I'll check the same settings in FitzQuake and will let you know.
Rtlights
#761 posted by Spike on 2017/03/13 12:57:42
Use floats, ie values between 0 and 1.
Values greater than 1 will either oversaturate or be divided by 255, depending on implementation (welcome to the wild west).
The lighting in that screenshot actually has nothing to do with tyrlight[-ericw], because the engine you're using is basically ignoring its output and making up its own thing based on the map entities.
set r_shadow_realtime_world 0 to get it to behave properly. This'll also boost framerates significantly, so a double win...
ericw, how about a feature to ignore/strip certain lights so you can more easily set up rtlights without damaging static lights? maybe
Ah Yes, Darkplaces
#762 posted by Kinn on 2017/03/13 13:46:39
Loathe as I am to suggest continually adding fudges to support all the different implementations custom engines expect - on the compile side, would it make sense to always normalise 0-255 values into 0-1 values when saved to the bsp?
Fgd File Updated
#763 posted by DaZ on 2017/03/13 14:13:40
I've updated my FGD file for version v0.15.9 of Ericw tools so you can now set phong on brush models and projected textures on lights.

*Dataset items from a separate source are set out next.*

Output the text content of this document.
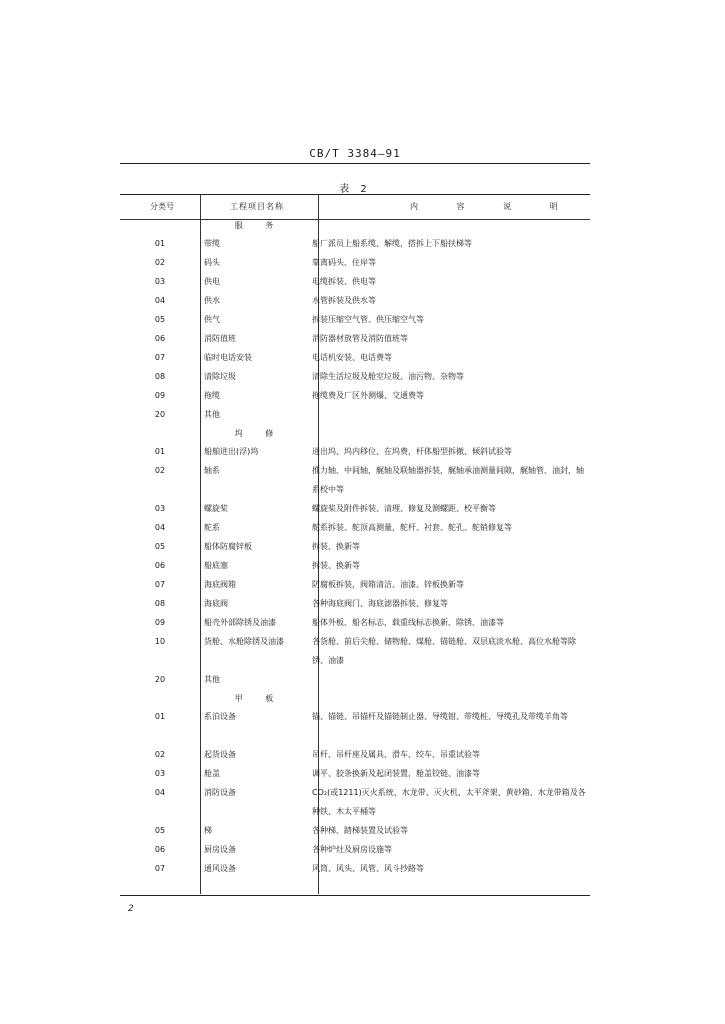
CB/T 3384—91
表 2
分类号	工程项目名称	内 容 说 明
服 务
01	带缆	船厂派员上船系缆、解缆，搭拆上下船扶梯等
02	码头	靠离码头、住岸等
03	供电	电缆拆装、供电等
04	供水	水管拆装及供水等
05	供气	拆装压缩空气管、供压缩空气等
06	消防值班	消防器材放管及消防值班等
07	临时电话安装	电话机安装、电话费等
08	清除垃圾	清除生活垃圾及舱室垃圾、油污物、杂物等
09	拖缆	拖缆费及厂区外测爆、交通费等
20	其他
坞 修
01	船舶进出(浮)坞	进出坞、坞内移位、在坞费，杆体船型拆撤、倾斜试验等
02	轴系	推力轴、中间轴，艉轴及联轴器拆装，艉轴承油测量间隙，艉轴管、油封，轴系校中等
03	螺旋桨	螺旋桨及附件拆装、清理、修复及测螺距、校平衡等
04	舵系	舵系拆装、舵顶高测量，舵杆、衬套、舵孔、舵销修复等
05	船体防腐锌板	拆装、换新等
06	船底塞	拆装、换新等
07	海底阀箱	防腐板拆装，阀箱清洁、油漆、锌板换新等
08	海底阀	各种海底阀门、海底滤器拆装、修复等
09	船壳外部除锈及油漆	船体外板、船名标志，载重线标志换新、除锈、油漆等
10	货舱、水舱除锈及油漆	各货舱、前后尖舱、储物舱、煤舱、锚链舱、双层底淡水舱、高位水舱等除锈、油漆
20	其他
甲 板
01	系泊设备	锚、锚链、吊锚杆及锚链制止器、导缆钳、带缆桩、导缆孔及带缆羊角等
02	起货设备	吊杆、吊杆座及属具、滑车、绞车、吊重试验等
03	舱盖	调平、胶条换新及起闭装置，舱盖铰链、油漆等
04	消防设备	CO₂(或1211)灭火系统、水龙带、灭火机、太平斧架、黄砂箱、水龙带箱及各种铁、木太平桶等
05	梯	各种梯、踏梯装置及试验等
06	厨房设备	各种炉灶及厨房设施等
07	通风设备	风筒、风头、风管、风斗抄路等
2
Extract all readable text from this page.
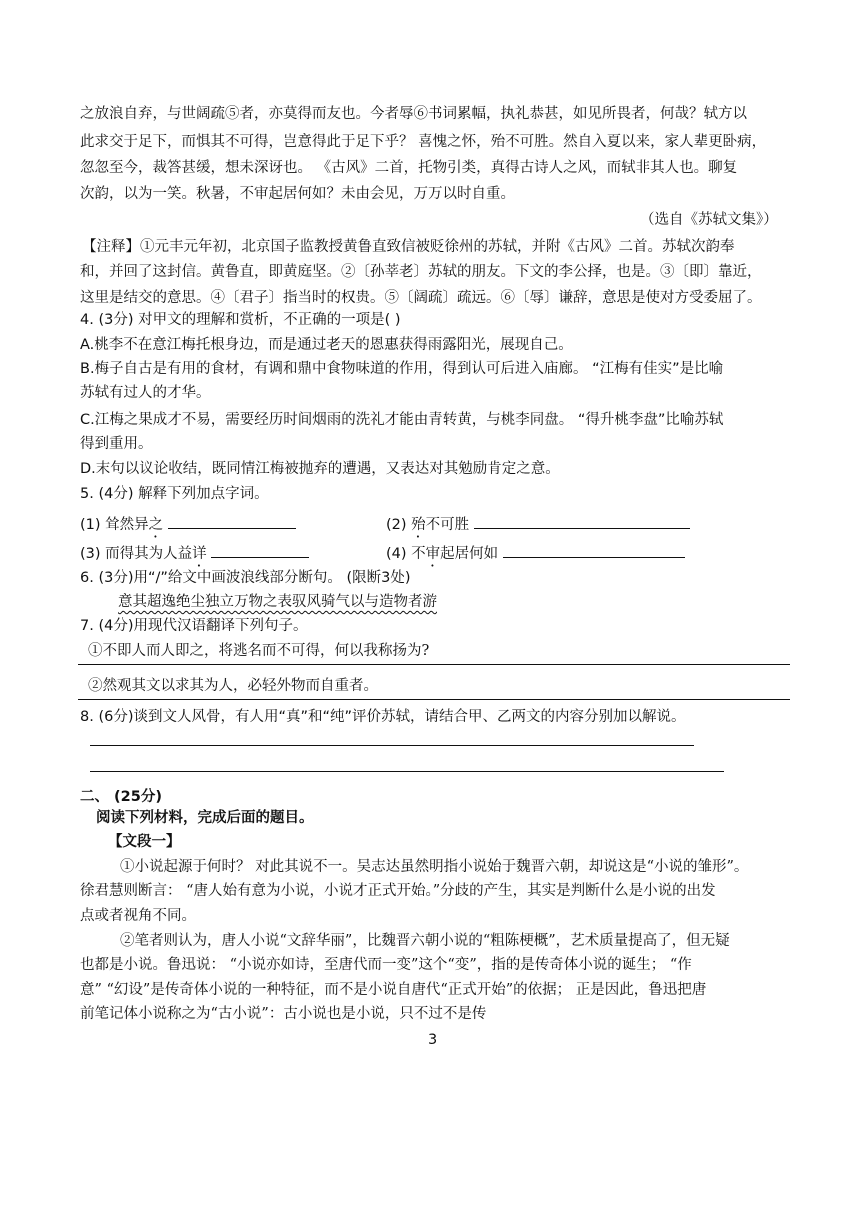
之放浪自弃，与世阔疏⑤者，亦莫得而友也。今者辱⑥书词累幅，执礼恭甚，如见所畏者，何哉？轼方以
此求交于足下，而惧其不可得，岂意得此于足下乎？ 喜愧之怀，殆不可胜。然自入夏以来，家人辈更卧病，
忽忽至今，裁答甚缓，想未深讶也。 《古风》二首，托物引类，真得古诗人之风，而轼非其人也。聊复
次韵，以为一笑。秋暑，不审起居何如？未由会见，万万以时自重。
（选自《苏轼文集》）
【注释】①元丰元年初，北京国子监教授黄鲁直致信被贬徐州的苏轼，并附《古风》二首。苏轼次韵奉
和，并回了这封信。黄鲁直，即黄庭坚。②〔孙莘老〕苏轼的朋友。下文的李公择，也是。③〔即〕靠近，
这里是结交的意思。④〔君子〕指当时的权贵。⑤〔阔疏〕疏远。⑥〔辱〕谦辞，意思是使对方受委屈了。
4. (3分) 对甲文的理解和赏析，不正确的一项是( )
A.桃李不在意江梅托根身边，而是通过老天的恩惠获得雨露阳光，展现自己。
B.梅子自古是有用的食材，有调和鼎中食物味道的作用，得到认可后进入庙廊。 “江梅有佳实”是比喻
苏轼有过人的才华。
C.江梅之果成才不易，需要经历时间烟雨的洗礼才能由青转黄，与桃李同盘。 “得升桃李盘”比喻苏轼
得到重用。
D.末句以议论收结，既同情江梅被抛弃的遭遇，又表达对其勉励肯定之意。
5. (4分) 解释下列加点字词。
(1) 耸然异之	(2) 殆不可胜
(3) 而得其为人益详	(4) 不审起居何如
6. (3分)用“/”给文中画波浪线部分断句。 (限断3处)
意其超逸绝尘独立万物之表驭风骑气以与造物者游
7. (4分)用现代汉语翻译下列句子。
①不即人而人即之，将逃名而不可得，何以我称扬为?
②然观其文以求其为人，必轻外物而自重者。
8. (6分)谈到文人风骨，有人用“真”和“纯”评价苏轼，请结合甲、乙两文的内容分别加以解说。
二、 (25分)
阅读下列材料，完成后面的题目。
【文段一】
①小说起源于何时？ 对此其说不一。吴志达虽然明指小说始于魏晋六朝，却说这是“小说的雏形”。
徐君慧则断言： “唐人始有意为小说，小说才正式开始。”分歧的产生，其实是判断什么是小说的出发
点或者视角不同。
②笔者则认为，唐人小说“文辞华丽”，比魏晋六朝小说的“粗陈梗概”，艺术质量提高了，但无疑
也都是小说。鲁迅说： “小说亦如诗，至唐代而一变”这个“变”，指的是传奇体小说的诞生； “作
意” “幻设”是传奇体小说的一种特征，而不是小说自唐代“正式开始”的依据； 正是因此，鲁迅把唐
前笔记体小说称之为“古小说”：古小说也是小说，只不过不是传
3
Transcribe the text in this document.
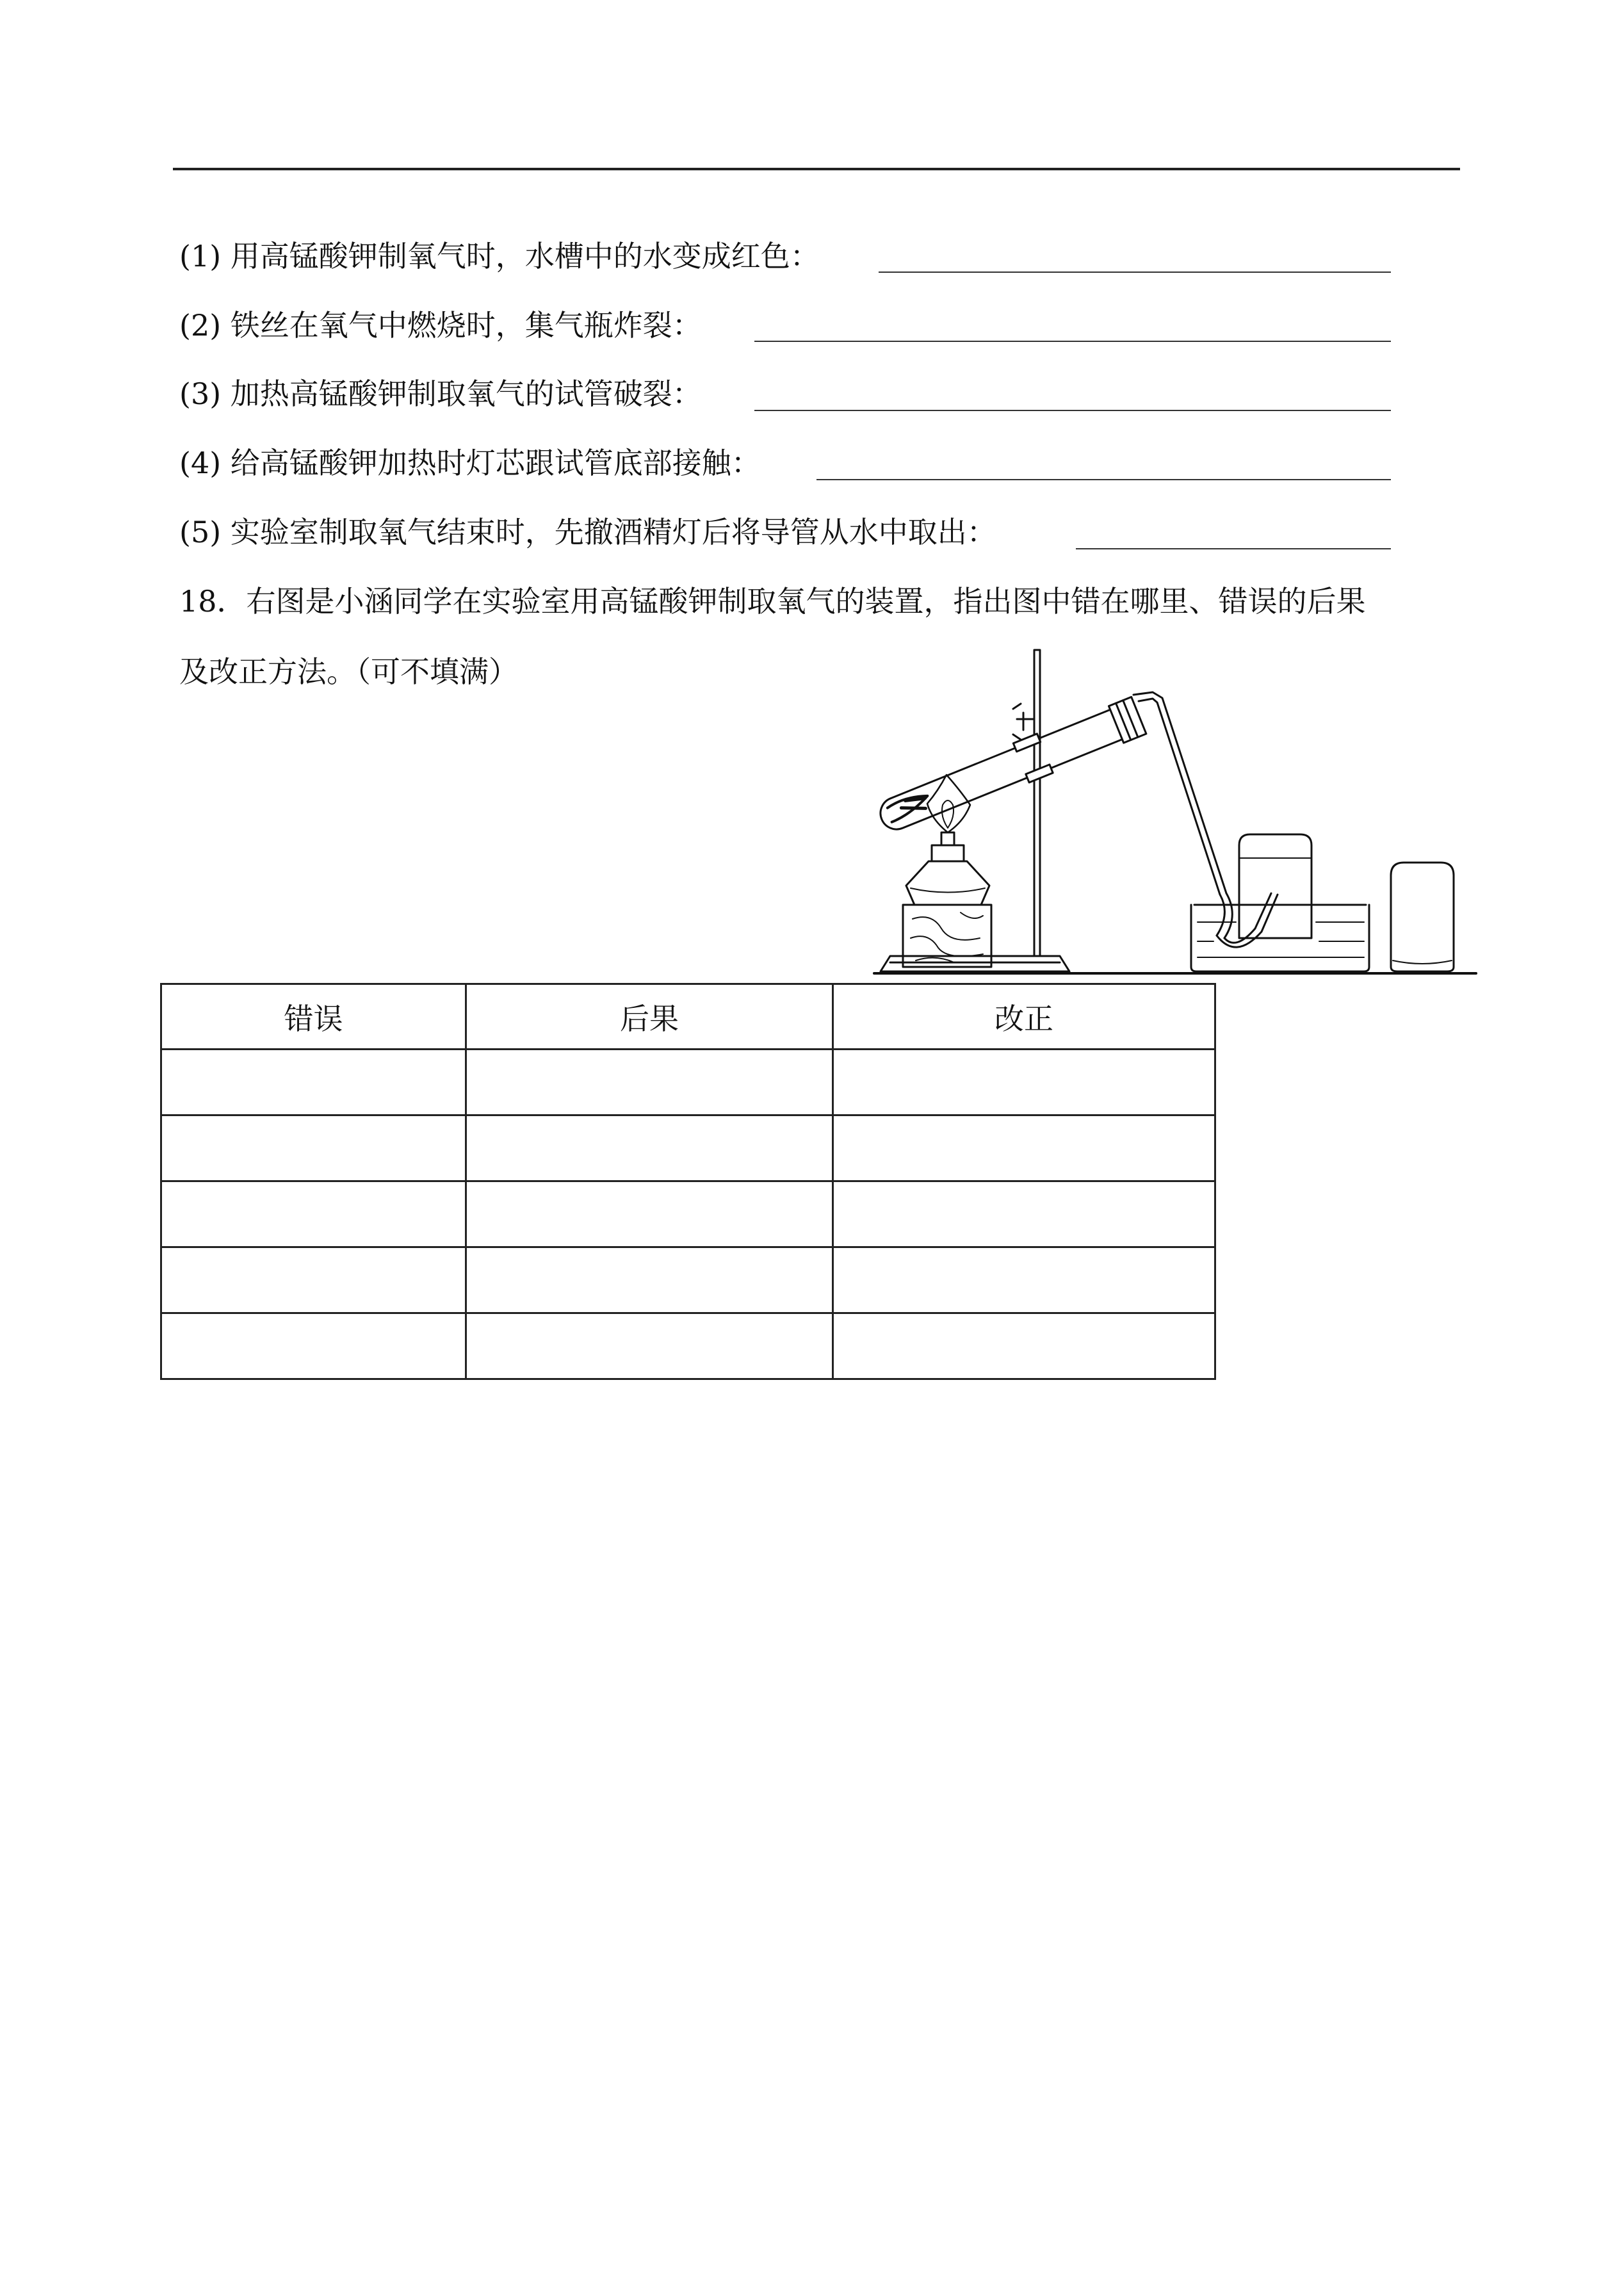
(1) 用高锰酸钾制氧气时，水槽中的水变成红色：
(2) 铁丝在氧气中燃烧时，集气瓶炸裂：
(3) 加热高锰酸钾制取氧气的试管破裂：
(4) 给高锰酸钾加热时灯芯跟试管底部接触：
(5) 实验室制取氧气结束时，先撤酒精灯后将导管从水中取出：
18．右图是小涵同学在实验室用高锰酸钾制取氧气的装置，指出图中错在哪里、错误的后果
及改正方法。（可不填满）
错误	后果	改正
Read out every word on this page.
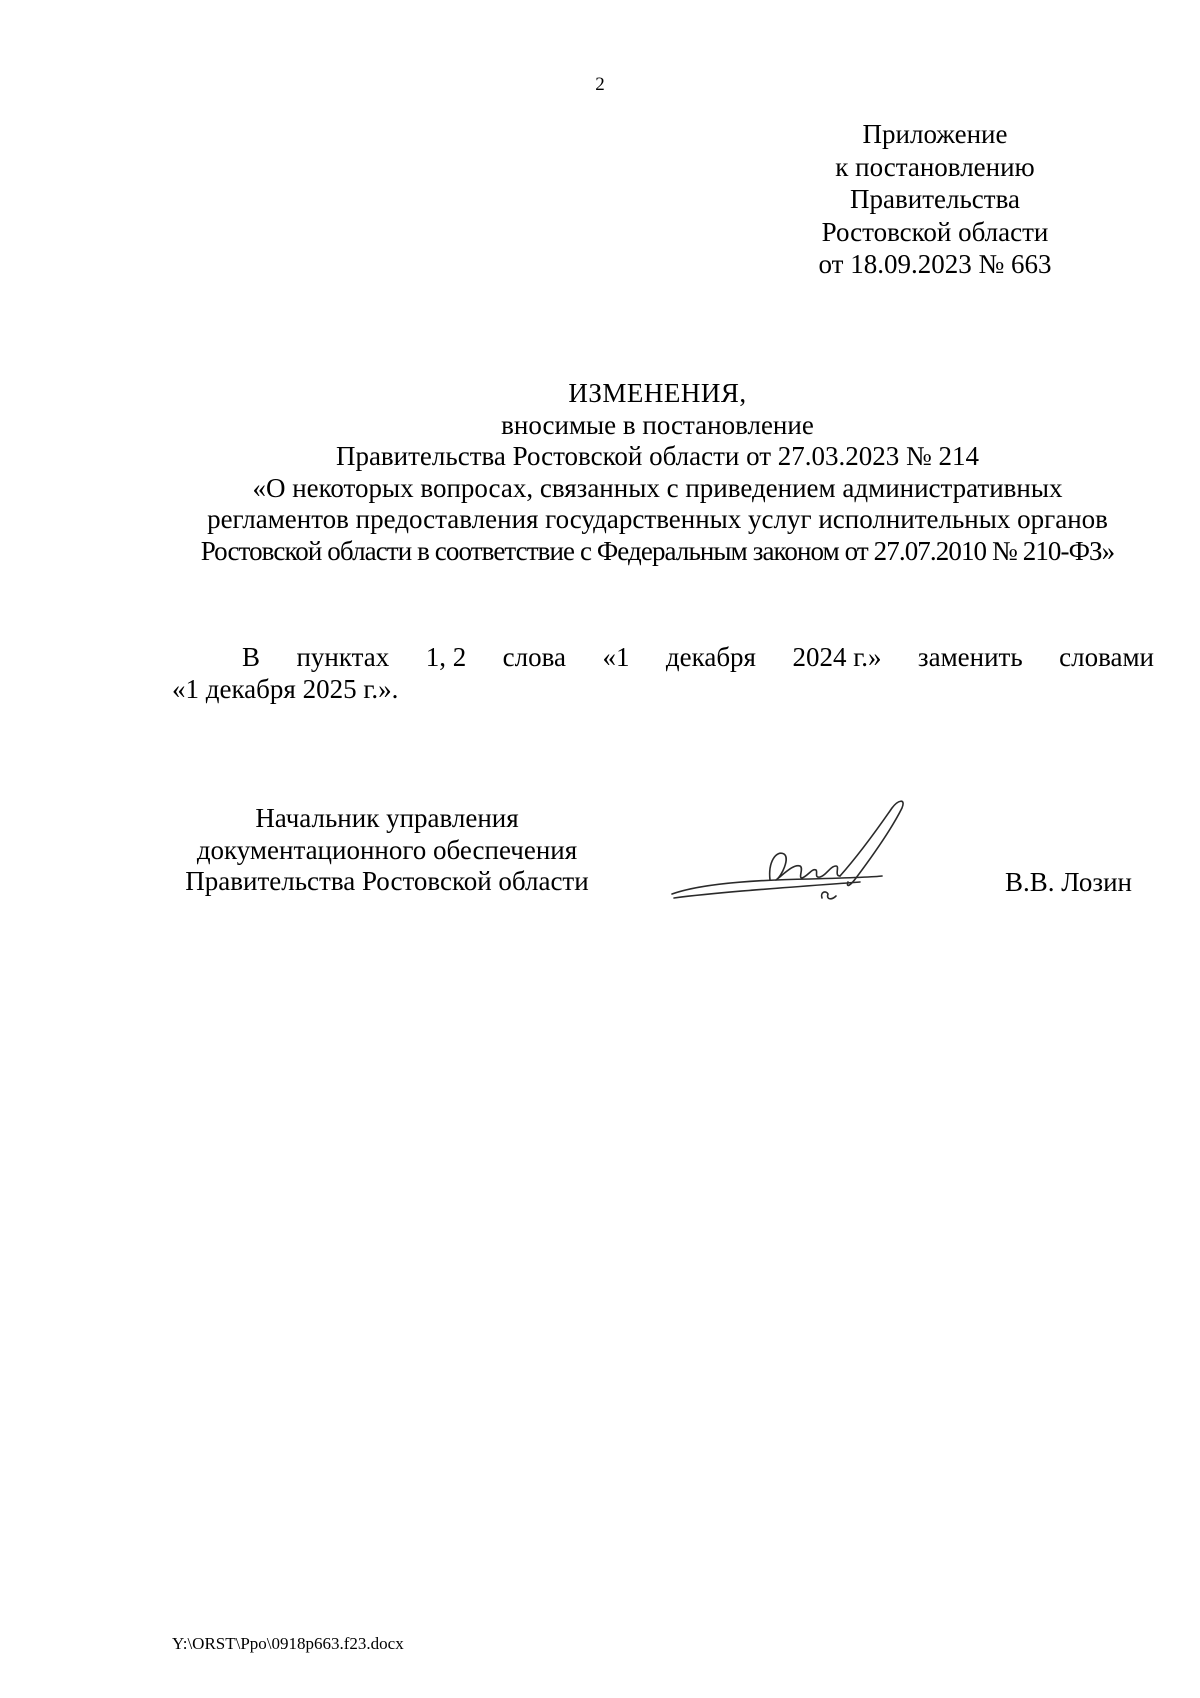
2
Приложение
к постановлению
Правительства
Ростовской области
от 18.09.2023 № 663
ИЗМЕНЕНИЯ,
вносимые в постановление
Правительства Ростовской области от 27.03.2023 № 214
«О некоторых вопросах, связанных с приведением административных
регламентов предоставления государственных услуг исполнительных органов
Ростовской области в соответствие с Федеральным законом от 27.07.2010 № 210-ФЗ»
В пунктах 1, 2 слова «1 декабря 2024 г.» заменить словами
«1 декабря 2025 г.».
Начальник управления
документационного обеспечения
Правительства Ростовской области	В.В. Лозин
Y:\ORST\Ppo\0918p663.f23.docx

https://dl.dropboxusercontent.com/u/33279452/quake4ericwTools.fgd
Tested with J.A.C.K steam release
Thanks Daz!
#764 posted by ericw on 2017/03/13 19:59:38
Spike, ah, rtlights explains it. Hmm maybe a key to omit an entity from the bsp could be handy, although in this case the mapper could just use colors values in 0-1.
I kind of hate to add hacks like scaling the "_color" values in the bsp to 0-1, although I suppose it improves compatibility with darkplaces "auto-rtlights" and should be pretty safe.